5. Clean Elections has applied a brake to the growth of candidate spending. The GAO report concluded that Clean Elections laws in Arizona and Maine have failed to impact spending on campaigns. But the GAO did not consider long-term spending trends prior to the laws' enactment. While we don't have data from the 1990s for Arizona, the Maine Ethics Commission concluded that candidate spending in Maine is substantially less than it would have been without Clean Elections. Independent expenditures have increased in both states, but the nation as a whole has experienced the same phenomenon, (for some reason, the GAO does not look at control states for this measure) and statutory changes in Maine both increased enforcement of reporting laws and greatly expanded the definition of independent expenditures for purposes of calculating matching funds. Finally, it is not surprising to see some continued growth in spending under Clean Elections, given that the programs provide grants and matching funds to boost the treasuries of previously underfunded candidates.
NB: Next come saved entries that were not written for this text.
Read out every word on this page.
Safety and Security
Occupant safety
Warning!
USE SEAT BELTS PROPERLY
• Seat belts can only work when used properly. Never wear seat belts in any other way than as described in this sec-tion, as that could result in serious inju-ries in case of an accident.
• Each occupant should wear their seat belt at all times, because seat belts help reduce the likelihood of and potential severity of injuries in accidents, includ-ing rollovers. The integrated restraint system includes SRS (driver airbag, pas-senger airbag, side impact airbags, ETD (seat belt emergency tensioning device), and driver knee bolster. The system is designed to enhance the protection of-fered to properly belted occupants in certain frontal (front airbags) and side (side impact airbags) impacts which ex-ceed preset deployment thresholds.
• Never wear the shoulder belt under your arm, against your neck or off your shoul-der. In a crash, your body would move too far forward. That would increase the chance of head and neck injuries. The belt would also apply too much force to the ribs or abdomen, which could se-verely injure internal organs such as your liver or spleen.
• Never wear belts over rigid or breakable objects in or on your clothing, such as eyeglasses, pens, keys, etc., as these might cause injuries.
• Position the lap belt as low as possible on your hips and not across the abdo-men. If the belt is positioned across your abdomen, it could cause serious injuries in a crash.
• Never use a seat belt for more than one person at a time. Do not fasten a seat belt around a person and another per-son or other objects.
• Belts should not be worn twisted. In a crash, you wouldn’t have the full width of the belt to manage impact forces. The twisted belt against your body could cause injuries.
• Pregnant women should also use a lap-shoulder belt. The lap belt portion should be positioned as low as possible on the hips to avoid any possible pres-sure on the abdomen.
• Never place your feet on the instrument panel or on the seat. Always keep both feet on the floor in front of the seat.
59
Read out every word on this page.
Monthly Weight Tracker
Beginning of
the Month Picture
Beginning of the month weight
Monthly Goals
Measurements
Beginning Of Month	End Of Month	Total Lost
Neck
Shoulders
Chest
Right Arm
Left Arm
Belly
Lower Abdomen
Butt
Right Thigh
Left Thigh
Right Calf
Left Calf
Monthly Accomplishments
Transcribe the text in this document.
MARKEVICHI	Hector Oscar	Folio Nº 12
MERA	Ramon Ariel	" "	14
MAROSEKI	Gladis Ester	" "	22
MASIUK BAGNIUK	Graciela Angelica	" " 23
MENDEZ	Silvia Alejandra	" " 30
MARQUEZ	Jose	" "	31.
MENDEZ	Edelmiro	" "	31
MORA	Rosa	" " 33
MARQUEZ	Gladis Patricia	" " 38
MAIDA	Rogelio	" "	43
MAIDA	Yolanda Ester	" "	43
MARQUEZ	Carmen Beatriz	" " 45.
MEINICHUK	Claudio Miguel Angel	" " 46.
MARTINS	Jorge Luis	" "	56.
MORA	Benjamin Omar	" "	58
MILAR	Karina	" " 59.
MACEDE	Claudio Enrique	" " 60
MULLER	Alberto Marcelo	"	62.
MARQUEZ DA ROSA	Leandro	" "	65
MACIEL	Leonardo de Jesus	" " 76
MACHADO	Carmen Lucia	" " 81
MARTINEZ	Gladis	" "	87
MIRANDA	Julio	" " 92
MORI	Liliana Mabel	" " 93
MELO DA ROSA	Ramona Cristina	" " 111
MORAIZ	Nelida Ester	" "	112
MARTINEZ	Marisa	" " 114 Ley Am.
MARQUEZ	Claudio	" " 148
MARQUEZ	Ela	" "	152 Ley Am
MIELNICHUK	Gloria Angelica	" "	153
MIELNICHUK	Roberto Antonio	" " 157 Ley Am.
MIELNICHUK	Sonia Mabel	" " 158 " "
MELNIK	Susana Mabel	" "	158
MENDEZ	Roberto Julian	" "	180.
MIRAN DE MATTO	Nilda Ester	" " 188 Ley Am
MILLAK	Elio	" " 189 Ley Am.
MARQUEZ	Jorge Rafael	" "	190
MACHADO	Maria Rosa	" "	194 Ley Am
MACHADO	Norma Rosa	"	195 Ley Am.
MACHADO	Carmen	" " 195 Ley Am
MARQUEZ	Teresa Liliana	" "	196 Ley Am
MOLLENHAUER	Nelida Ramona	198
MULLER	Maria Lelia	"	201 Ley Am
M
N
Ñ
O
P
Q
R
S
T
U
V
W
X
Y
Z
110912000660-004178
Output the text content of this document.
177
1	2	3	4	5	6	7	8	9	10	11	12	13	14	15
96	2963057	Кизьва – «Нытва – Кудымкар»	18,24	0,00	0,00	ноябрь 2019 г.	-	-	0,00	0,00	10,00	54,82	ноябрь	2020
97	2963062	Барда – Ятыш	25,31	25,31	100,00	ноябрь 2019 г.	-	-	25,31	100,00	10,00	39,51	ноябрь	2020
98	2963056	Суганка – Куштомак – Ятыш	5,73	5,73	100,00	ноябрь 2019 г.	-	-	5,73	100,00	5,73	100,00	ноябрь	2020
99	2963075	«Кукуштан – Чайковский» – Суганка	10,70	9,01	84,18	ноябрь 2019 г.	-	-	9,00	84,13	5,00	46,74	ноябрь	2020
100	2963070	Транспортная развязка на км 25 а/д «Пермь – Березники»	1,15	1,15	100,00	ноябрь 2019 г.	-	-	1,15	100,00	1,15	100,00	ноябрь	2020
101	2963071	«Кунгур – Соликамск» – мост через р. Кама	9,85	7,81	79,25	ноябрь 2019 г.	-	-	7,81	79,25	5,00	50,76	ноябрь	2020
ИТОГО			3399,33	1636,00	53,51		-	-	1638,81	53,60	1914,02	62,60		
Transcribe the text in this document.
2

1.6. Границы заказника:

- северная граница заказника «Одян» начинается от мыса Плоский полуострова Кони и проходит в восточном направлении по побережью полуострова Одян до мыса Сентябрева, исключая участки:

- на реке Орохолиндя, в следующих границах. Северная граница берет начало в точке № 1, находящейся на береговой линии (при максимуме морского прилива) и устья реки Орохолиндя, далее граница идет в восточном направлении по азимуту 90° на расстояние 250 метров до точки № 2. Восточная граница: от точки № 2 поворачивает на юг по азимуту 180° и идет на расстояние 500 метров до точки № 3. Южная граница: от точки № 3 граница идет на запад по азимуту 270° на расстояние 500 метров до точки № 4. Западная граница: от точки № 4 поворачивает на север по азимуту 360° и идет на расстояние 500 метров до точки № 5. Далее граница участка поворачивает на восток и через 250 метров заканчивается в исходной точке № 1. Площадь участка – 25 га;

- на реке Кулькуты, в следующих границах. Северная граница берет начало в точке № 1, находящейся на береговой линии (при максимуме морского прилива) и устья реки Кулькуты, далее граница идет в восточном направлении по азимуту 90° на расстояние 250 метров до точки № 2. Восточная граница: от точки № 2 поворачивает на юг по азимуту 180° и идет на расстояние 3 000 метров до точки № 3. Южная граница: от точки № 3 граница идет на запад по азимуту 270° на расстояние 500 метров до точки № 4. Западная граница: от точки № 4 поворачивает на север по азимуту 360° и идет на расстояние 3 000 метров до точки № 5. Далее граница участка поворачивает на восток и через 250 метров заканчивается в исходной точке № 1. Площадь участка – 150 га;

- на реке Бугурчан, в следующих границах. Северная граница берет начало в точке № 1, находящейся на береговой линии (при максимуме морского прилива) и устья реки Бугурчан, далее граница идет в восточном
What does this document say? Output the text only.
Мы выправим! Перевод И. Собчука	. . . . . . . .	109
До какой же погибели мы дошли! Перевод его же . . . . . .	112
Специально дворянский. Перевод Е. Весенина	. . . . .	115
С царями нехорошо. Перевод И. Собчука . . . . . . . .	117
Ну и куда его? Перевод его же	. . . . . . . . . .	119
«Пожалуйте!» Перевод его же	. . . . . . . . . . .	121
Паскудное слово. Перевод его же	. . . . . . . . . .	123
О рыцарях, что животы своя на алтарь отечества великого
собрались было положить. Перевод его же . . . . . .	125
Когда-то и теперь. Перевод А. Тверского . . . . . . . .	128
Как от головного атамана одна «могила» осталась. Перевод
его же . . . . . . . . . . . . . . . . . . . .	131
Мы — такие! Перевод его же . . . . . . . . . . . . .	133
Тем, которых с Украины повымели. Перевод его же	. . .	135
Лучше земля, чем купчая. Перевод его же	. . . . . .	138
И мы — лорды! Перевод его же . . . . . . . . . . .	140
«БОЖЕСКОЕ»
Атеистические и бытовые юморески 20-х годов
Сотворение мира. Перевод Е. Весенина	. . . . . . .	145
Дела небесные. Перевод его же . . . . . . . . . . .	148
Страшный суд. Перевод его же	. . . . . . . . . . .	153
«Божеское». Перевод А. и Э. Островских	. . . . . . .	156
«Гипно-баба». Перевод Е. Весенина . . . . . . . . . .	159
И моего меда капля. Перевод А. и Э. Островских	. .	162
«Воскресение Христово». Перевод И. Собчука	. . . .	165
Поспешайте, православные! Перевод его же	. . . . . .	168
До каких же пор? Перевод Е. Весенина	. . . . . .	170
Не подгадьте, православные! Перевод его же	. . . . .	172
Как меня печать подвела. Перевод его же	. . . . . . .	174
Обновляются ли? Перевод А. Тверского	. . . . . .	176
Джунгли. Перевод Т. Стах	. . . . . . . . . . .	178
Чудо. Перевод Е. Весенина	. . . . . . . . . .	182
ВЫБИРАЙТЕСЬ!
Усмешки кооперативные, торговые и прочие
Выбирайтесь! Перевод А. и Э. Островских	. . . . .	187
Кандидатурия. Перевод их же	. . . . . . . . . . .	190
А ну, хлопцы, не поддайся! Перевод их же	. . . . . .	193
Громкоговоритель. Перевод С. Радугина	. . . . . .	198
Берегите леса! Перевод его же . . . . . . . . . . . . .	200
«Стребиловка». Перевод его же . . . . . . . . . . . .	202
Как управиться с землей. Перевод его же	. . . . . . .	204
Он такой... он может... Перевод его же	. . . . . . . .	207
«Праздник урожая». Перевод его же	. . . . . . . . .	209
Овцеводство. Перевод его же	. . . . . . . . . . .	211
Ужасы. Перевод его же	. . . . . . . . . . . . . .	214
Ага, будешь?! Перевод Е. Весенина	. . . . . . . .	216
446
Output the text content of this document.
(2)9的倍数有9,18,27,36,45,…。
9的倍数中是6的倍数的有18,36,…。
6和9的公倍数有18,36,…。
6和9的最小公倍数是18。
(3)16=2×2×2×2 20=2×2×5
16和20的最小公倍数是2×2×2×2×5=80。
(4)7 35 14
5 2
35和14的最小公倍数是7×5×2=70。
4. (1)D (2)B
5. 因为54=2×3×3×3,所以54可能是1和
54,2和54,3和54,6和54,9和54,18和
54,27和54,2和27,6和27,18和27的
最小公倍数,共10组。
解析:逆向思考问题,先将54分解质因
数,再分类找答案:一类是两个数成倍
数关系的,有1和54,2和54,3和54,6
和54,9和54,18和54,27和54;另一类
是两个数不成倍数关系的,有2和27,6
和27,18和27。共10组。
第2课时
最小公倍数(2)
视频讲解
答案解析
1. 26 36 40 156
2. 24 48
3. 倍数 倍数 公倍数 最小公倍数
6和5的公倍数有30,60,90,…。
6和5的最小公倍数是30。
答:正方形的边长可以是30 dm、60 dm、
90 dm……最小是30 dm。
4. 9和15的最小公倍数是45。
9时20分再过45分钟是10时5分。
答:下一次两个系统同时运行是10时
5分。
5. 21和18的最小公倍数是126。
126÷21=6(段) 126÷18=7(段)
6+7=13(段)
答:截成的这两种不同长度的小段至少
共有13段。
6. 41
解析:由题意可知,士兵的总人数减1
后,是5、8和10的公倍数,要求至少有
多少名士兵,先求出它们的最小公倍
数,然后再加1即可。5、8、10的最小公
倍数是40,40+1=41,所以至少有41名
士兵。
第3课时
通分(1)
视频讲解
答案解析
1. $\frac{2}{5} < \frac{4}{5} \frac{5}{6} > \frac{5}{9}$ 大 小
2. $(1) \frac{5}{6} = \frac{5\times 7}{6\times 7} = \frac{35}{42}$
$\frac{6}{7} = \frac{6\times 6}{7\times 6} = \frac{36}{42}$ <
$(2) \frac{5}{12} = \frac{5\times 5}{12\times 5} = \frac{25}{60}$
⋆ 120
6. Voters like Clean Elections and want candidates to use the system. The GAO's very limited survey of voters produced mixed results on whether people thought Clean Elections had increased or decreased special-interest influence or confidence in government. However, commissions and advocates in both states have done more thorough research, all of which bolsters our conviction that the programs are positively impacting state politics. A 2007 survey of Arizona voters found that 81% believe the Clean Elections program is important for the state and 70% view it favorably. Similarly, a 2009 poll in Maine found that 74% of voters wanted gubernatorial candidates to use Clean Elections, 55% would be more likely to support a candidate who did, and 54% opposed cutting the program's funding despite the state's fiscal crisis.
Voters across the political spectrum support public financing when coupled with low limits on donations. Polls conducted over the last decade show consistent support - approaching 70 percent -- for policies that couple public financing with conditions like spending limits or a $100 cap on contributions. A national, bipartisan survey conducted in February 2009 found 67% support for a Clean Elections-style proposal. That support cut across party and regional lines, with 69% of Democrats, 64% of Republicans and 66% of other voters in favor of the proposal. The same survey found that voters prefer elected officials who support public financing over those who voted against it. Half of those surveyed said they would feel more favorable about a member of Congress who voted for this type of proposal, while only 8% said it would make them feel less favorable. See Lake Research Partners and the Tarrance Group (February 2009), www.commoncause.org/FairElectionsPoll.
Maine Commission on Governmental Ethics and Election Practices; 2007 Study Report. http://www.maine.gov/ethics/pdf/publications/2007_study_report.pdf
Arizona Citizens Clean Elections Commission; Statewide Voter Survey prepared by Behavior Research Center, Phoenix, Az., Jan 2008.